The "Voter's Guide for the State of Oregon," is printed on cheap, gray newsprint — just like the Voters' Pamphlet. In bold letters, it features the phrase "State of Oregon Election" on each page.
But unlike the official document, the copycat is clearly partisan, showcasing arguments in favor of Measure 35, a ballot measure which aims to curb the escalating cost of malpractice awards.
Oregon election officials convened an emergency press conference Sunday in the wake of the mailing.
"It's real clear based on the phone calls we got to our office that voters are scratching their heads," said Secretary of State Bill Bradbury.
He shared the podium with members of the No on 35 campaign, but stressed that even though he is voting "no" on the measure, his actions were prompted by concern, not politics.
"I don't want them hijacking what is essentially a very trusted public document," he said.
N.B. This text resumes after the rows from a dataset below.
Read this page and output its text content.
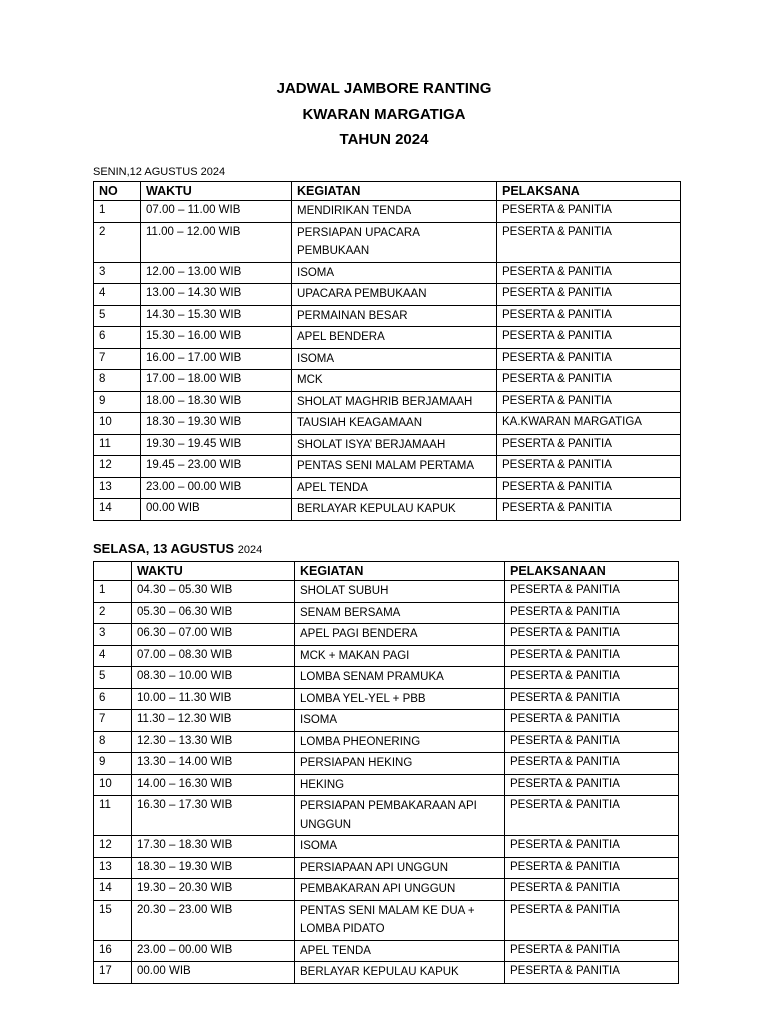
JADWAL JAMBORE RANTING
KWARAN MARGATIGA
TAHUN 2024
SENIN,12 AGUSTUS 2024
NO	WAKTU	KEGIATAN	PELAKSANA
1	07.00 – 11.00 WIB	MENDIRIKAN TENDA	PESERTA & PANITIA
2	11.00 – 12.00 WIB	PERSIAPAN UPACARA PEMBUKAAN	PESERTA & PANITIA
3	12.00 – 13.00 WIB	ISOMA	PESERTA & PANITIA
4	13.00 – 14.30 WIB	UPACARA PEMBUKAAN	PESERTA & PANITIA
5	14.30 – 15.30 WIB	PERMAINAN BESAR	PESERTA & PANITIA
6	15.30 – 16.00 WIB	APEL BENDERA	PESERTA & PANITIA
7	16.00 – 17.00 WIB	ISOMA	PESERTA & PANITIA
8	17.00 – 18.00 WIB	MCK	PESERTA & PANITIA
9	18.00 – 18.30 WIB	SHOLAT MAGHRIB BERJAMAAH	PESERTA & PANITIA
10	18.30 – 19.30 WIB	TAUSIAH KEAGAMAAN	KA.KWARAN MARGATIGA
11	19.30 – 19.45 WIB	SHOLAT ISYA’ BERJAMAAH	PESERTA & PANITIA
12	19.45 – 23.00 WIB	PENTAS SENI MALAM PERTAMA	PESERTA & PANITIA
13	23.00 – 00.00 WIB	APEL TENDA	PESERTA & PANITIA
14	00.00 WIB	BERLAYAR KEPULAU KAPUK	PESERTA & PANITIA
SELASA, 13 AGUSTUS 2024
	WAKTU	KEGIATAN	PELAKSANAAN
1	04.30 – 05.30 WIB	SHOLAT SUBUH	PESERTA & PANITIA
2	05.30 – 06.30 WIB	SENAM BERSAMA	PESERTA & PANITIA
3	06.30 – 07.00 WIB	APEL PAGI BENDERA	PESERTA & PANITIA
4	07.00 – 08.30 WIB	MCK + MAKAN PAGI	PESERTA & PANITIA
5	08.30 – 10.00 WIB	LOMBA SENAM PRAMUKA	PESERTA & PANITIA
6	10.00 – 11.30 WIB	LOMBA YEL-YEL + PBB	PESERTA & PANITIA
7	11.30 – 12.30 WIB	ISOMA	PESERTA & PANITIA
8	12.30 – 13.30 WIB	LOMBA PHEONERING	PESERTA & PANITIA
9	13.30 – 14.00 WIB	PERSIAPAN HEKING	PESERTA & PANITIA
10	14.00 – 16.30 WIB	HEKING	PESERTA & PANITIA
11	16.30 – 17.30 WIB	PERSIAPAN PEMBAKARAAN API UNGGUN	PESERTA & PANITIA
12	17.30 – 18.30 WIB	ISOMA	PESERTA & PANITIA
13	18.30 – 19.30 WIB	PERSIAPAAN API UNGGUN	PESERTA & PANITIA
14	19.30 – 20.30 WIB	PEMBAKARAN API UNGGUN	PESERTA & PANITIA
15	20.30 – 23.00 WIB	PENTAS SENI MALAM KE DUA + LOMBA PIDATO	PESERTA & PANITIA
16	23.00 – 00.00 WIB	APEL TENDA	PESERTA & PANITIA
17	00.00 WIB	BERLAYAR KEPULAU KAPUK	PESERTA & PANITIA
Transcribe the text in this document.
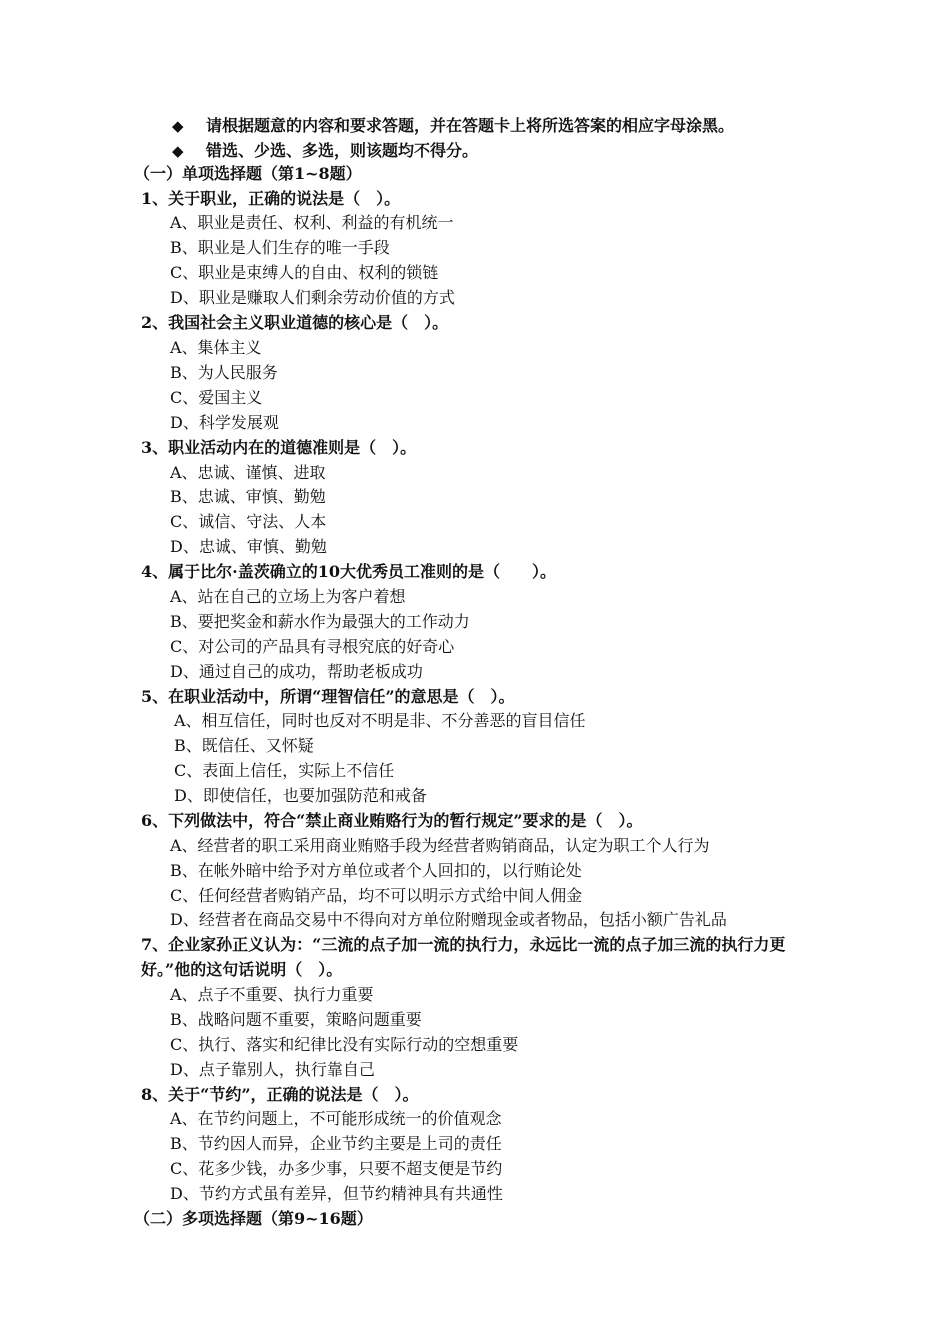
◆ 请根据题意的内容和要求答题，并在答题卡上将所选答案的相应字母涂黑。
◆ 错选、少选、多选，则该题均不得分。
（一）单项选择题（第1~8题）
1、关于职业，正确的说法是（　）。
A、职业是责任、权利、利益的有机统一
B、职业是人们生存的唯一手段
C、职业是束缚人的自由、权利的锁链
D、职业是赚取人们剩余劳动价值的方式
2、我国社会主义职业道德的核心是（　）。
A、集体主义
B、为人民服务
C、爱国主义
D、科学发展观
3、职业活动内在的道德准则是（　）。
A、忠诚、谨慎、进取
B、忠诚、审慎、勤勉
C、诚信、守法、人本
D、忠诚、审慎、勤勉
4、属于比尔·盖茨确立的10大优秀员工准则的是（　　）。
A、站在自己的立场上为客户着想
B、要把奖金和薪水作为最强大的工作动力
C、对公司的产品具有寻根究底的好奇心
D、通过自己的成功，帮助老板成功
5、在职业活动中，所谓“理智信任”的意思是（　）。
A、相互信任，同时也反对不明是非、不分善恶的盲目信任
B、既信任、又怀疑
C、表面上信任，实际上不信任
D、即使信任，也要加强防范和戒备
6、下列做法中，符合“禁止商业贿赂行为的暂行规定”要求的是（　）。
A、经营者的职工采用商业贿赂手段为经营者购销商品，认定为职工个人行为
B、在帐外暗中给予对方单位或者个人回扣的，以行贿论处
C、任何经营者购销产品，均不可以明示方式给中间人佣金
D、经营者在商品交易中不得向对方单位附赠现金或者物品，包括小额广告礼品
7、企业家孙正义认为：“三流的点子加一流的执行力，永远比一流的点子加三流的执行力更
好。”他的这句话说明（　）。
A、点子不重要、执行力重要
B、战略问题不重要，策略问题重要
C、执行、落实和纪律比没有实际行动的空想重要
D、点子靠别人，执行靠自己
8、关于“节约”，正确的说法是（　）。
A、在节约问题上，不可能形成统一的价值观念
B、节约因人而异，企业节约主要是上司的责任
C、花多少钱，办多少事，只要不超支便是节约
D、节约方式虽有差异，但节约精神具有共通性
（二）多项选择题（第9~16题）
Bradbury argued that the only reason to print a pamphlet reminiscent of the design of the official pamphlet is to "trick" voters into thinking the positions detailed in the pamphlet were backed by state officials.
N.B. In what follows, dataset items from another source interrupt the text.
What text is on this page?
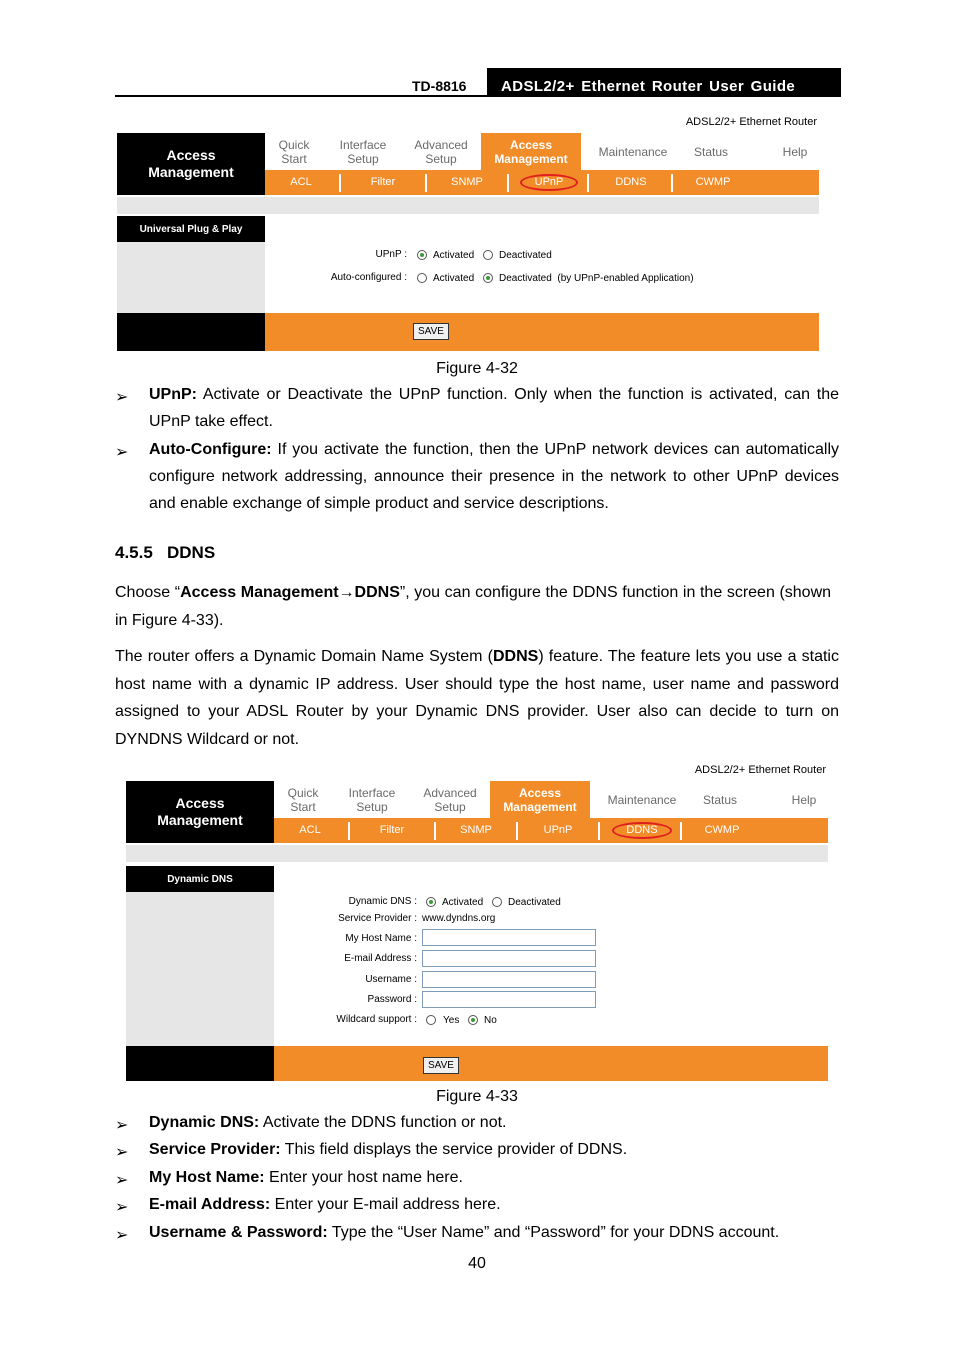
TD-8816 ADSL2/2+ Ethernet Router User Guide
ADSL2/2+ Ethernet Router
Access
Management
Quick
Start
Interface
Setup
Advanced
Setup
Access
Management	Maintenance Status	Help
ACL	Filter	SNMP	UPnP	DDNS	CWMP
Universal Plug & Play
UPnP :	Activated Deactivated
Auto-configured :	Activated Deactivated  (by UPnP-enabled Application)
SAVE
Figure 4-32
➢ UPnP: Activate or Deactivate the UPnP function. Only when the function is activated, can the UPnP take effect.
➢ Auto-Configure: If you activate the function, then the UPnP network devices can automatically configure network addressing, announce their presence in the network to other UPnP devices and enable exchange of simple product and service descriptions.
4.5.5 DDNS
Choose “Access Management→DDNS”, you can configure the DDNS function in the screen (shown in Figure 4-33).
The router offers a Dynamic Domain Name System (DDNS) feature. The feature lets you use a static host name with a dynamic IP address. User should type the host name, user name and password assigned to your ADSL Router by your Dynamic DNS provider. User also can decide to turn on DYNDNS Wildcard or not.
ADSL2/2+ Ethernet Router
Access
Management
Quick
Start
Interface
Setup
Advanced
Setup
Access
Management	Maintenance Status	Help
ACL	Filter	SNMP	UPnP	DDNS	CWMP
Dynamic DNS
Dynamic DNS :	Activated Deactivated
Service Provider : www.dyndns.org
My Host Name :
E-mail Address :
Username :
Password :
Wildcard support :	Yes No
SAVE
Figure 4-33
➢ Dynamic DNS: Activate the DDNS function or not.
➢ Service Provider: This field displays the service provider of DDNS.
➢ My Host Name: Enter your host name here.
➢ E-mail Address: Enter your E-mail address here.
➢ Username & Password: Type the “User Name” and “Password” for your DDNS account.
40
"I have to tell you one thing — only the government does such cheap printing," Bradbury said, prompting laughter.
The mailer was produced by Oregonians for Quality, Affordable and Reliable Health Care, the organization fronting the Yes on 35 campaign. Jim Kronenberg, a spokesman for the group, said Bradbury's accusations are "ridiculous."
The pamphlet contains a disclaimer on every page. It's also only a few pages long, whereas the Voters' Pamphlet is much thicker.
Any resemblance is accidental and is a function of the inferior quality of the paper, chosen to save money — not for some ulterior political motive, he said.
"Does this mean we're not allowed to send out things on inexpensive paper? Our choice of media is really ours and not the secretary of state's," Kronenberg said.
Bradbury stressed that while the resemblance is troubling, it is not illegal. For the law to have been broken, the lookalike guide would have had to simulate the state seal. Instead, it only used the words, "State of Oregon" — not an infringement in the legal sense, he said.
He was joined at the podium by former Gov. Barbara Roberts — a vocal opponent of Measure 35 — who implored voters not to be "fooled."
"Oregon was the first state in the union to have a Voters Pamphlet and this fake voter's guide is a cheap political stunt," she said. "It threatens the trust that Oregonians have in this important and familiar voter resource."
The pamphlet was part of a "widespread mailing," said Kronenberg, who declined to say exactly how many of the fliers were sent out. But Charlie Burr, campaign manager for No on 35, estimates the mailing was in the "hundreds of thousands."
Measure 35 would place a $500,000 limit on so-called pain and suffering awards, though juries would still be allowed to award full compensation for medical expenses and earnings losses stemming from a malpractice case.
The measure mirrors President Bush's efforts to enact a national malpractice damage cap. It raises key issues about availability of medical care in Oregon and people's ability to win adequate compensation in medical malpractice cases.